我估算,女人的年紀在四十五歲以上。她的濃妝掩不住近六十歲的外表。
「他們住得近嗎?」
「他們住得不遠,離這裡半個小時。女婿在波士曼上班,他們不想離波士曼太遠。」我免不了又心算她女婿的通勤時間,大概一個小時左右;這算近嗎?

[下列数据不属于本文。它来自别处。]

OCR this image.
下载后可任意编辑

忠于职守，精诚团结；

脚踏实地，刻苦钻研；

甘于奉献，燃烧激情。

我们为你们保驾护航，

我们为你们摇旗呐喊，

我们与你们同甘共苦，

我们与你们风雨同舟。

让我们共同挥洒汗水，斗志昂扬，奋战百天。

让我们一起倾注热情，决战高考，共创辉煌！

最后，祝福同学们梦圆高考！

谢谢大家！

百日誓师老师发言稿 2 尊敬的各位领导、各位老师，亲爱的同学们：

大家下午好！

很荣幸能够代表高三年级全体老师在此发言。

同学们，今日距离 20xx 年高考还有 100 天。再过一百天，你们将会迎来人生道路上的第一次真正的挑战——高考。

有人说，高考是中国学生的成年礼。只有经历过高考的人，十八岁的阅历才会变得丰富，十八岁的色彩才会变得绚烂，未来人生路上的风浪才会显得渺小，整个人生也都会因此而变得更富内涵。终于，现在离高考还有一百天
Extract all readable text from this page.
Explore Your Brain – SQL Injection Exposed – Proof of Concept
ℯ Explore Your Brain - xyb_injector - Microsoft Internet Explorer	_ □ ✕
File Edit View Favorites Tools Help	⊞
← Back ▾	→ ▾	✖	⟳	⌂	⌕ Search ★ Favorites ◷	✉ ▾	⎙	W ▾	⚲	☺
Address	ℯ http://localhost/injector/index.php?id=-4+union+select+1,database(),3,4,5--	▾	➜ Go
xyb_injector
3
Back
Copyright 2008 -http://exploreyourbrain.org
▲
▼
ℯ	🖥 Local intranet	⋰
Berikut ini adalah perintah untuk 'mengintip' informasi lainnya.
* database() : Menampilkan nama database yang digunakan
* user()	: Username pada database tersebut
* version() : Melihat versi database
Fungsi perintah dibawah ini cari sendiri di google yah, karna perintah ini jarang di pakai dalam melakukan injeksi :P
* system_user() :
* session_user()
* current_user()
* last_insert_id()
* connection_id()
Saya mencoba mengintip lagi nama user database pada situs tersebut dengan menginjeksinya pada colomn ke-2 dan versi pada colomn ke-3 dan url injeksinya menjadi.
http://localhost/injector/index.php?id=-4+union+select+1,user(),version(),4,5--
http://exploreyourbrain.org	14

「你還在東岸住過喔?」還以為話題會轉到她的愛孫身上,卻又飛到東岸了。喔,還是開車開到東岸去?她怎麼轉到東岸去,我也搞不清楚。但是我也得跟去。
「是啊!我來蒙大拿才幾個月呢。」
「我這輩子還沒離開蒙大拿州住過。也不想離開。不過有點羨慕你到過那麼多地方。」
「是啊,這裡這麼漂亮。難怪你不想離開。」
「也不是…」
我放下手裡的鴨子,側頭看女人。她正咬著唇思索著。
「是…我實在沒離開過,只知道務農,放牧;最近幾年開始畫起誘鴨,賺些錢。我的家人都在這裡…我不知到離開這裡能去哪裡。」女人看起來有的窘迫。
不知是否為了轉移話題,女人拿出一支非賣品的誘鴨,是她的作品,羽毛是一根根畫上去的,顏色深淺不一。應該是花了一些功夫的。她花了兩個月時間才完成,她當然很得意這件作品。
「哇~你畫得很好呢!很有天分。」
「謝謝,冬天農閒的時候就多少賺些額外收入。」
「你應當很喜歡的。」
「反正我也閒不下來,不是鉤毛衣,就是紡紗,不過這個價錢比較好。」女人看著架上的誘鴨,說得平靜,好似別人的事,跟自己毫無關係。
我把原本想說的話吞回去了。我原本想發表高見:「藝術是一種自我表現」。
我突然明白,能把藝術當成名詞是一種奢侈的事。
窗外的天色已蒙上一層灰靄,好似提醒我該結束我今天的探險了。
「我們也快關門了,五點半。」
「那麼早?晚上不開?」
「也沒有人來。鄉下地方,天黑了就很少有人走動了。」
「喔──」
推門出去,略帶灰色的藍天下站著幾棵疏疏落落的枯樹,在寒風中顫抖,很難相信已經過了春分。